Survei LBH: Korban Penggusuran Makin Miskin Setelah Pindah ke Rusun
Menurut hasil survei lembaga itu, penggusuran paksa menggunakan jasa TNI di Jakarta berada di angka 71 persen, sedangkan keterlibatan Polri mencapai 88 persen. “Penggusuran paksa yang terjadi di Ibu Kota juga tidak menghormati hak bermukim 47,5 persen warga yang telah menetap selama lebih dari 20 tahun di atas tanah yang mereka tempati,” ujar Direktur LBH Jakarta, Alghiffari Aqsa, Rabu (21/12).
Tak hanya itu, 63 persen penggusuran di DKI dilakukan tanpa adanya proses dialog dan musyawarah. Sebanyak 77,8 persen korban penggusuran mengaku tidak memperoleh akses bantuan hukum selama proses penggusuran berlangsung. Sementara, 65,5 persen korban juga menilai rusun bukan ganti rugi yang layak buat mereka.
Selain itu, akses kesehatan dan pendidikan keluarga penghuni rusun ternyata tidak sebaik yang digembar-gemborkan oleh Ahok selama ini. LBH Jakarta menemukan bahwa hanya 40,2 persen penghuni rusun yang memiliki Kartu Jakarta Sehat (KJS) dan Kartu Jakarta Pintar (KJP). Sementara, sebanyak 59,8 persen lagi mengaku tidak memiliki kedua ‘kartu sakti’ tersebut.
Penelitian LBH kali ini menggunakan metode gabungan kuantitatif dan kualitatif dengan pendekatan HAM (right-based approach).
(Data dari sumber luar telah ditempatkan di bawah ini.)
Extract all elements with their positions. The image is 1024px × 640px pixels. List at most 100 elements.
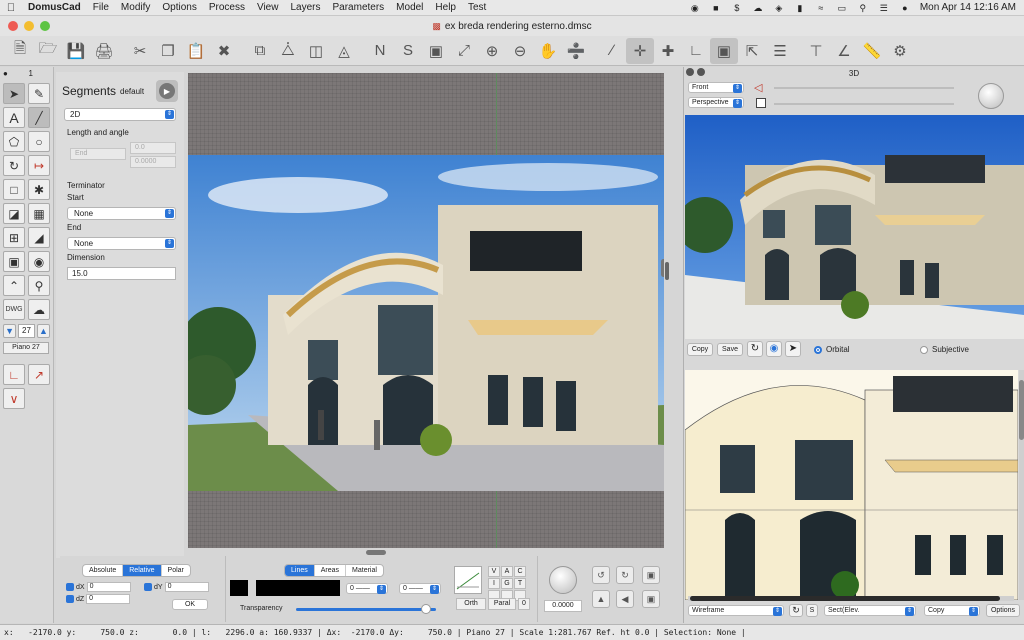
projection-select[interactable]: Perspective ⇕ [688, 97, 744, 108]
select-arrow-icon[interactable]: ⇱ [738, 38, 766, 64]
snap-i[interactable]: I [488, 578, 500, 589]
transparency-slider-knob[interactable] [421, 604, 432, 614]
fit-selection-icon[interactable]: ▣ [422, 38, 450, 64]
paral-button[interactable]: Paral [488, 598, 516, 610]
diagonal-tool-icon[interactable]: ↗ [28, 364, 50, 385]
hatch-tool-icon[interactable]: ▦ [28, 203, 50, 224]
close-window-icon[interactable] [8, 21, 18, 31]
snap-point-icon[interactable]: ✚ [654, 38, 682, 64]
rotate-ccw-icon[interactable]: ↺ [592, 566, 610, 584]
canvas-vertical-scroll[interactable] [661, 259, 664, 277]
wireframe-scroll-thumb[interactable] [1019, 380, 1024, 440]
control-center-icon[interactable]: ☰ [878, 3, 890, 13]
rotate-90-icon[interactable]: ↻ [616, 566, 634, 584]
cut-icon[interactable]: ✂ [126, 38, 154, 64]
text-tool-icon[interactable]: A [3, 107, 25, 128]
3d-copy-button[interactable]: Copy [687, 343, 713, 356]
asterisk-tool-icon[interactable]: ✱ [28, 179, 50, 200]
menu-help[interactable]: Help [429, 2, 462, 13]
mode-select[interactable]: 2D ⇕ [64, 108, 176, 121]
dollar-icon[interactable]: $ [731, 3, 743, 13]
palette-close-icon[interactable]: ● [3, 69, 8, 78]
polygon-tool-icon[interactable]: ⬠ [3, 131, 25, 152]
menu-model[interactable]: Model [390, 2, 429, 13]
zero-button[interactable]: 0 [518, 598, 530, 610]
pan-hand-icon[interactable]: ✋ [534, 38, 562, 64]
group-icon[interactable]: ◫ [302, 38, 330, 64]
zoom-in-icon[interactable]: ⊕ [478, 38, 506, 64]
wireframe-viewport[interactable] [685, 370, 1018, 600]
line-tool-icon[interactable]: ∕ [598, 38, 626, 64]
s-button[interactable]: S [806, 604, 818, 617]
wireframe-vertical-scroll[interactable] [1019, 370, 1024, 600]
line-color-swatch[interactable] [230, 580, 248, 596]
arc-tool-icon[interactable]: ↻ [3, 155, 25, 176]
cloud-tool-icon[interactable]: ☁ [28, 299, 50, 320]
dwg-import-icon[interactable]: DWG [3, 299, 25, 320]
menu-file[interactable]: File [87, 2, 115, 13]
menu-modify[interactable]: Modify [115, 2, 156, 13]
refresh-icon[interactable]: ↻ [747, 341, 763, 357]
circle-tool-icon[interactable]: ○ [28, 131, 50, 152]
angle-input[interactable]: 0.0000 [544, 600, 582, 612]
snap-c[interactable]: C [514, 566, 526, 577]
style-tabs[interactable]: Lines Areas Material [284, 564, 384, 577]
window-tool-icon[interactable]: ⊞ [3, 227, 25, 248]
coord-absolute-tab[interactable]: Absolute [83, 565, 124, 576]
rotation-dial[interactable] [978, 83, 1004, 109]
light-tool-icon[interactable]: ⚲ [28, 275, 50, 296]
line-pattern-swatch[interactable] [256, 580, 340, 596]
stair-tool-icon[interactable]: ◢ [28, 227, 50, 248]
menu-process[interactable]: Process [203, 2, 251, 13]
dy-input[interactable]: 0 [164, 582, 209, 592]
snap-a[interactable]: A [501, 566, 513, 577]
layers-list-icon[interactable]: ☰ [766, 38, 794, 64]
drawing-canvas[interactable] [188, 73, 664, 548]
dx-input[interactable]: 0 [86, 582, 131, 592]
run-button[interactable]: ▶ [156, 80, 178, 102]
canvas-horizontal-scroll[interactable] [366, 550, 386, 555]
record-icon[interactable]: ◉ [689, 3, 701, 13]
line-width-select[interactable]: 0 —— ⇕ [346, 583, 388, 594]
copy-select[interactable]: Copy ⇕ [924, 605, 980, 616]
snap-preview[interactable] [454, 566, 482, 594]
print-icon[interactable]: 🖨 [90, 38, 118, 64]
3d-viewport[interactable] [685, 115, 1024, 339]
speaker-cone-icon[interactable]: ◁ [754, 81, 762, 94]
menu-test[interactable]: Test [462, 2, 492, 13]
copy-icon[interactable]: ❐ [154, 38, 182, 64]
zoom-window-icon[interactable] [40, 21, 50, 31]
measure-tool-icon[interactable]: ↦ [28, 155, 50, 176]
menu-layers[interactable]: Layers [284, 2, 326, 13]
dimension-input[interactable]: 15.0 [67, 267, 176, 280]
box-toggle-icon[interactable] [756, 98, 766, 108]
menubar-clock[interactable]: Mon Apr 14 12:16 AM [920, 2, 1016, 13]
apple-icon[interactable]:  [0, 2, 22, 14]
start-select[interactable]: None ⇕ [67, 207, 176, 220]
dy-checkbox[interactable] [144, 583, 152, 591]
wall-tool-icon[interactable]: ◪ [3, 203, 25, 224]
3d-box-icon[interactable]: ⚙ [886, 38, 914, 64]
snap-g[interactable]: G [501, 578, 513, 589]
rectangle-tool-icon[interactable]: □ [3, 179, 25, 200]
lock-angle-icon[interactable]: ▣ [642, 590, 660, 608]
cloud-icon[interactable]: ☁ [752, 3, 764, 13]
tab-material[interactable]: Material [346, 565, 383, 576]
length-field[interactable]: 0.0 [130, 142, 176, 154]
dx-checkbox[interactable] [66, 583, 74, 591]
siri-icon[interactable]: ● [899, 3, 911, 13]
wire-refresh-icon[interactable]: ↻ [789, 604, 803, 617]
line-style-select[interactable]: 0 —— ⇕ [399, 583, 441, 594]
section-select[interactable]: Sect(Elev. ⇕ [824, 605, 916, 616]
wireframe-hscroll-thumb[interactable] [690, 596, 1000, 601]
save-icon[interactable]: 💾 [62, 38, 90, 64]
fov-slider[interactable] [774, 87, 954, 89]
shield-icon[interactable]: ◈ [773, 3, 785, 13]
ok-button[interactable]: OK [172, 599, 208, 610]
3d-save-button[interactable]: Save [717, 343, 743, 356]
roof-tool-icon[interactable]: ⌃ [3, 275, 25, 296]
piano-number[interactable]: 27 [18, 324, 35, 338]
furniture-tool-icon[interactable]: ▣ [3, 251, 25, 272]
ruler-icon[interactable]: 📏 [858, 38, 886, 64]
menu-app[interactable]: DomusCad [22, 2, 87, 13]
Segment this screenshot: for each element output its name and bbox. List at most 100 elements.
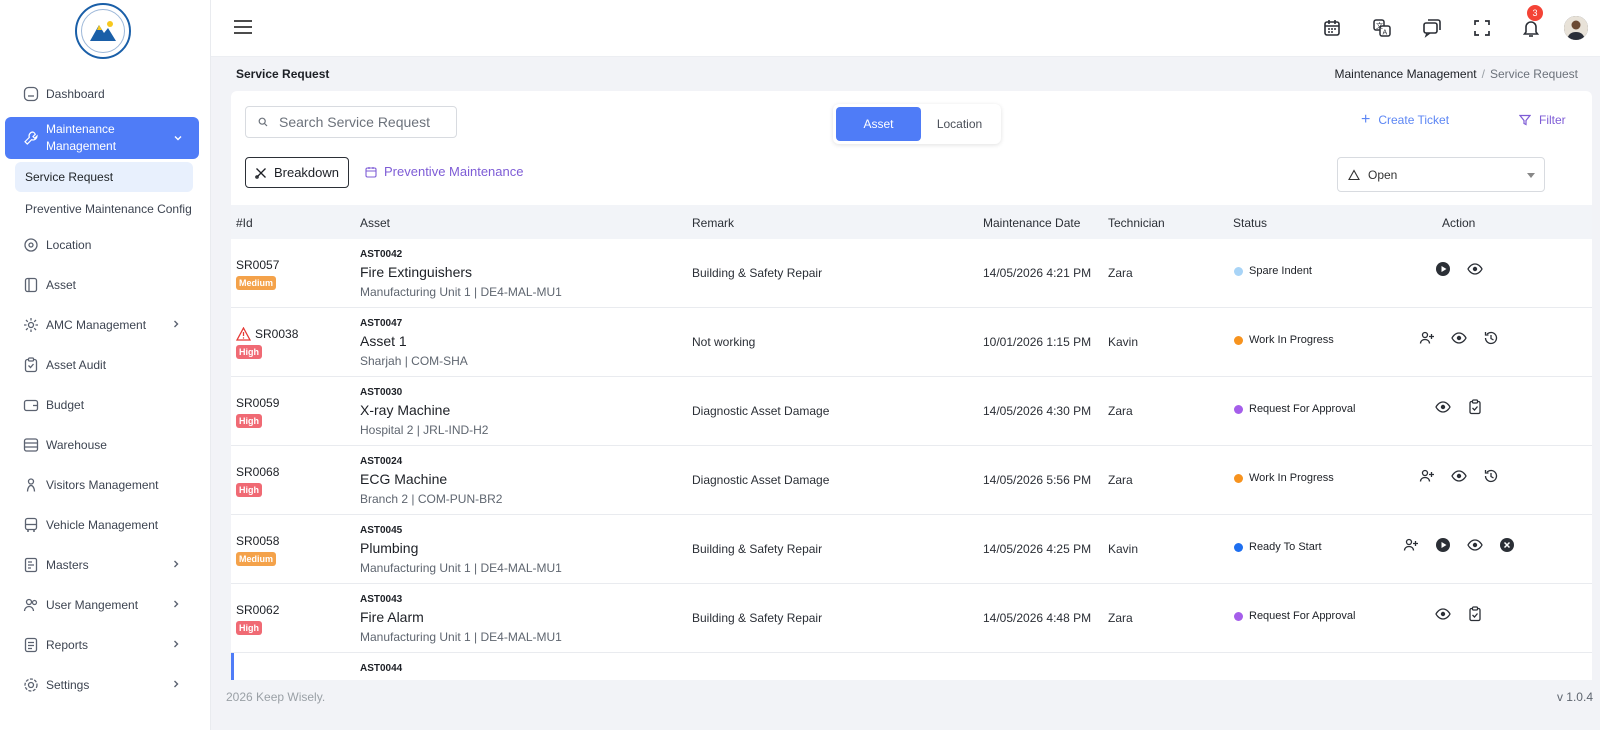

Setiap informasi yang diperoleh dari hasil survei ditelusuri lebih dalam dengan metode wawancara dengan para perwakilan komunitas.
Survei pada penelitian ini dilaksanakan terhadap 250 orang penghuni rusun dengan karakteristik kepala keluarga (orang yang menjadi pencari nafkah utama di dalam keluarga, baik laki-laki ataupun perempuan). Para informan juga merupakan korban penggusuran paksa sebelum menjadi penghuni rusun.
Survei dilakukan pada kurun waktu 9 April 2016 sampai dengan 17 April 2016. Survei dilakukan di 18 rusun sederhana sewa (rusunawa) yang dihuni oleh korban penggusuran paksa di wilayah DKI Jakarta.